The GST compliance framework has taken another significant step towards complete automation. From the July 2026 tax period onwards, taxpayers will no longer be able to manually edit or amend the Input Tax Credit (ITC) figures in Table 4 of GSTR-3B. The ITC available for claim will be auto-populated based on the details reflected in GSTR-2B and the Invoice Management System (IMS).
What Has Changed?
Earlier, taxpayers had the flexibility to manually modify eligible ITC in GSTR-3B after carrying out their internal reconciliations. With the introduction of hard-locking, this flexibility is being withdrawn. The ITC reflected on the GST portal will become the basis for filing GSTR-3B, with little or no scope for manual intervention.
Objective of the Change
The Government aims to:
- Eliminate manual alterations in ITC claims.
- Ensure seamless matching of purchase data with suppliers’ returns.
- Reduce fraudulent or excess ITC claims.
- Strengthen transparency and improve GST compliance through system-driven validations.
Impact on Businesses
This change makes monthly reconciliation more important than ever. Businesses should:
- Reconcile purchase registers with GSTR-2B before filing GSTR-3B.

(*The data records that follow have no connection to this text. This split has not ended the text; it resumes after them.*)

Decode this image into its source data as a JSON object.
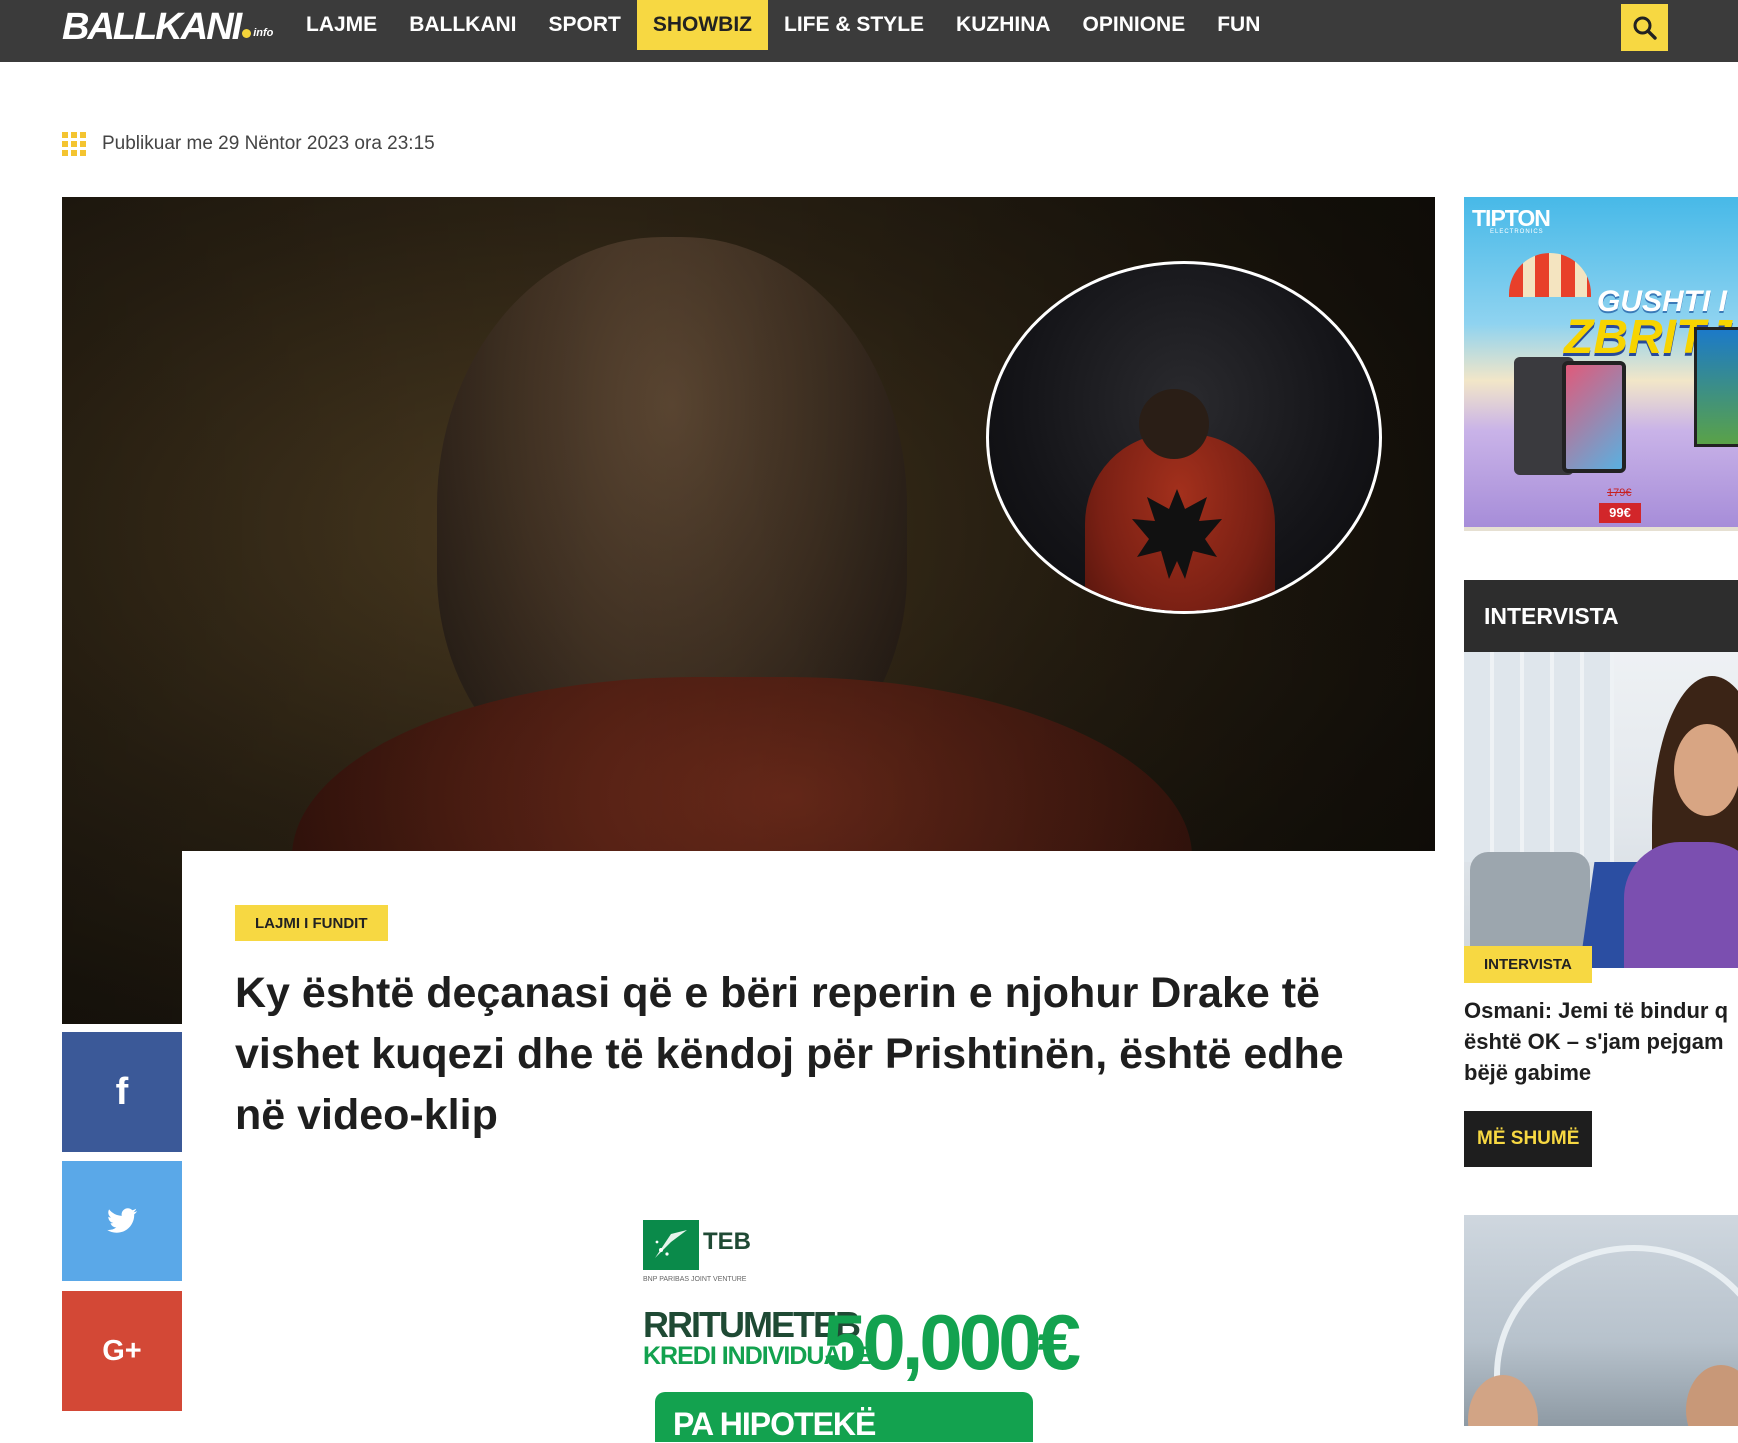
{
  "brand": {
    "logo": "BALLKANI",
    "logo_suffix": "info"
  },
  "nav": {
    "items": [
      "LAJME",
      "BALLKANI",
      "SPORT",
      "SHOWBIZ",
      "LIFE & STYLE",
      "KUZHINA",
      "OPINIONE",
      "FUN"
    ],
    "active": "SHOWBIZ"
  },
  "search": {
    "icon": "search-icon"
  },
  "article": {
    "published": "Publikuar me 29 Nëntor 2023 ora 23:15",
    "tag": "LAJMI I FUNDIT",
    "headline_lines": [
      "Ky është deçanasi që e bëri reperin e njohur Drake të",
      "vishet kuqezi dhe të këndoj për Prishtinën, është edhe",
      "në video-klip"
    ]
  },
  "share": {
    "facebook": "f",
    "google_plus": "G+"
  },
  "ad_teb": {
    "name": "TEB",
    "sub": "BNP PARIBAS JOINT VENTURE",
    "line1": "RRITUMETEB",
    "line2": "KREDI INDIVIDUALE",
    "amount": "50,000€",
    "band": "PA HIPOTEKË"
  },
  "ad_tipton": {
    "logo": "TIPTON",
    "logo_sub": "ELECTRONICS",
    "line1": "GUSHTI I",
    "line2": "ZBRITJE",
    "price_old": "179€",
    "price": "99€"
  },
  "sidebar": {
    "section_title": "INTERVISTA",
    "tag": "INTERVISTA",
    "title_lines": [
      "Osmani: Jemi të bindur q",
      "është OK – s'jam pejgam",
      "bëjë gabime"
    ],
    "more_button": "MË SHUMË"
  },
  "colors": {
    "accent": "#f7d842",
    "nav_bg": "#3b3b3b",
    "facebook": "#3b5998",
    "twitter": "#5aa8e8",
    "google_plus": "#d34836"
  }
}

- Regularly follow up with suppliers to ensure timely and accurate filing of GSTR-1.
- Monitor invoices through the Invoice Management System (IMS).
- Resolve mismatches well before the due date to avoid loss or deferment of eligible ITC.
Key Takeaway
The era of manually correcting ITC in GSTR-3B is coming to an end. Taxpayers must shift their focus from correcting errors at the return-filing stage to preventing errors through timely reconciliations and supplier compliance. Robust internal GST controls and regular vendor follow-up will be essential for safeguarding Input Tax Credit and ensuring smooth compliance under the evolving GST ecosystem.